Characterizing the impacts of application layer DDoS attacks
Proceedings of IEEE International Conference on Web Services (ICWS 2017)
Distributed Denial of Service (DDoS) attacks are still among the most urgent threats to the modern Internet. Recently, application layer DDoS attacks against web servers are becoming popular, resulting in great revenue losses to victims. A systematic evaluation on the impacts of different DDoS attack methods is vital for the protection of web servers.

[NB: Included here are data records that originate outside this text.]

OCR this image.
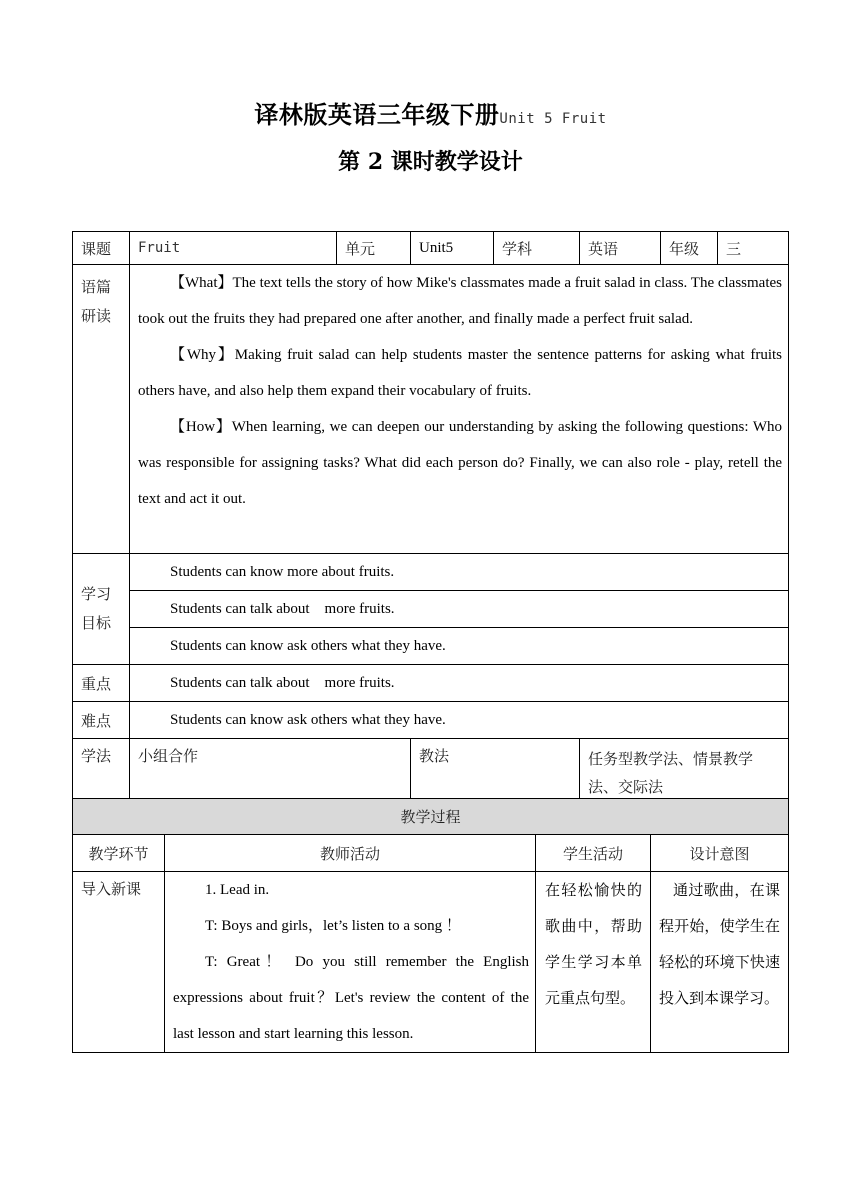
译林版英语三年级下册Unit 5 Fruit
第 2 课时教学设计
课题	Fruit	单元	Unit5	学科	英语	年级	三

语篇研读	【What】The text tells the story of how Mike's classmates made a fruit salad in class. The classmates took out the fruits they had prepared one after another, and finally made a perfect fruit salad.

【Why】Making fruit salad can help students master the sentence patterns for asking what fruits others have, and also help them expand their vocabulary of fruits.

【How】When learning, we can deepen our understanding by asking the following questions: Who was responsible for assigning tasks? What did each person do? Finally, we can also role - play, retell the text and act it out.						

学习目标	Students can know more about fruits.						
	Students can talk about    more fruits.						
	Students can know ask others what they have.						
重点	Students can talk about    more fruits.						
难点	Students can know ask others what they have.						
学法	小组合作		教法		任务型教学法、情景教学法、交际法		
教学过程			
教学环节	教师活动	学生活动	设计意图
导入新课	1. Lead in.

T: Boys and girls，let’s listen to a song ！

T: Great！ Do you still remember the English expressions about fruit？Let's review the content of the last lesson and start learning this lesson.	在轻松愉快的歌曲中，帮助学生学习本单元重点句型。	通过歌曲，在课程开始，使学生在轻松的环境下快速投入到本课学习。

In this paper, we examine the impacts of application layer DDoS attacks, including existing attacks against HTTP/1.1 and the new attacks proposed by us against HTTP/2.0. Moreover, to better understand attackers’ capabilities of launching severe application layer DDoS attacks, we design a new measurement method to remotely infer the performance of web servers and a method to differentiate dynamic and static URLs. We have collected and tailored 4 existing tools to launch 5 different DDoS attacks against HTTP/1.1 and developed a new DDoS tool to perform 5 different DDoS attacks against HTTP/2.0. By conducting extensive experiments in a testbed with two e-commercial websites running Apache and Nginx, we carefully evaluate the impacts of different DDoS attacks. The results show that the new remote measurement method is able to detect the effects caused by different DDoS attacks. Moreover, the attack impacts are affected by URLs, server architectures, and attack methods.